Dois dias depois, entretanto, o SFT retirou esse julgamento de pauta. A decisão da corte suprema, embora originalmente se referisse aos funcionários públicos federais, na prática teria repercussão geral para todo o sistema de previdência complementar, uma vez que o Conselho Nacional de Previdência Complementar (CNPC) aprovou em 2024 a Resolução nº 60, ampliando a adesão automática para o funcionalismo público municipal e estadual e também para os trabalhadores da iniciativa privada.

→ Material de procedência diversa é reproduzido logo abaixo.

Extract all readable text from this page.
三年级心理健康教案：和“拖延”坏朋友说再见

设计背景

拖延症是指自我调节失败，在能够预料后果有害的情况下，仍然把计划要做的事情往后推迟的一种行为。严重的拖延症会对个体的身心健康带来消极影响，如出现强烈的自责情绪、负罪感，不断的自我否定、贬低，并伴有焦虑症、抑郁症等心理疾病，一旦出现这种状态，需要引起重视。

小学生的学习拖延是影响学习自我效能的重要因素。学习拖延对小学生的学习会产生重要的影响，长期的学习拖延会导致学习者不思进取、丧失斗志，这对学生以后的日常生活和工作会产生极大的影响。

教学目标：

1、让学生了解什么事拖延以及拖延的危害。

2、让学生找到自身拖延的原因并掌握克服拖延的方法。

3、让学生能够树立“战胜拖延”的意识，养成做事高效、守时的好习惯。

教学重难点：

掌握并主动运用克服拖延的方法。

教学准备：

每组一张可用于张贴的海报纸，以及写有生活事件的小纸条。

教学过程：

A principal entidade a congregar o funcionalismo público federal, a Funpresp-Exe, estava se mobilizando para atuar junto ao STF quando a ação do PSOL foi retirada de pauta. “A adesão automática só traz benefício ao servidor”, diz Cícero Dias, presidente da Funpresp-Exe, que juntamente com a Abrapp figura no processo como “amicus curie” (auxilia num processo judicial devido aos seus notórios conhecimentos do tema). “A gente estava se preparando para buscar uma interlocução (com os ministros do STF) para explicar o que é a adesão automática e para defender a importância desse instituto, que já é uma realidade na Funpresp há 10 anos”, explica ele. Veja, a seguir, os principais trechos da entrevista que deu à Investidor Institucional no dia seguinte à retirada do tema da pauta do STF:
Investidor Institucional - Qual a importância da adesão automática para a Funpresp-Exe?
Cícero Dias - Eu diria que o maior favorecido com esse instituto da adesão automática é o próprio servidor público. Na Funpresp nós já temos 10 anos de adesão automática, nesse tempo todo, ao contrário de ter reclamação, o que a gente observa é o oposto. Na semana passada mesmo uma pessoa me mandou uma mensagem reclamando por não ter sido aderida automaticamente. Eu expliquei que, como a folha já estava fechada naquele mês, se a gente entrasse com a adesão ela pagaria duas contribuições no mês subsequente, então adiamos a adesão para o mês seguinte.
As pessoas aderem menos sem esse mecanismo?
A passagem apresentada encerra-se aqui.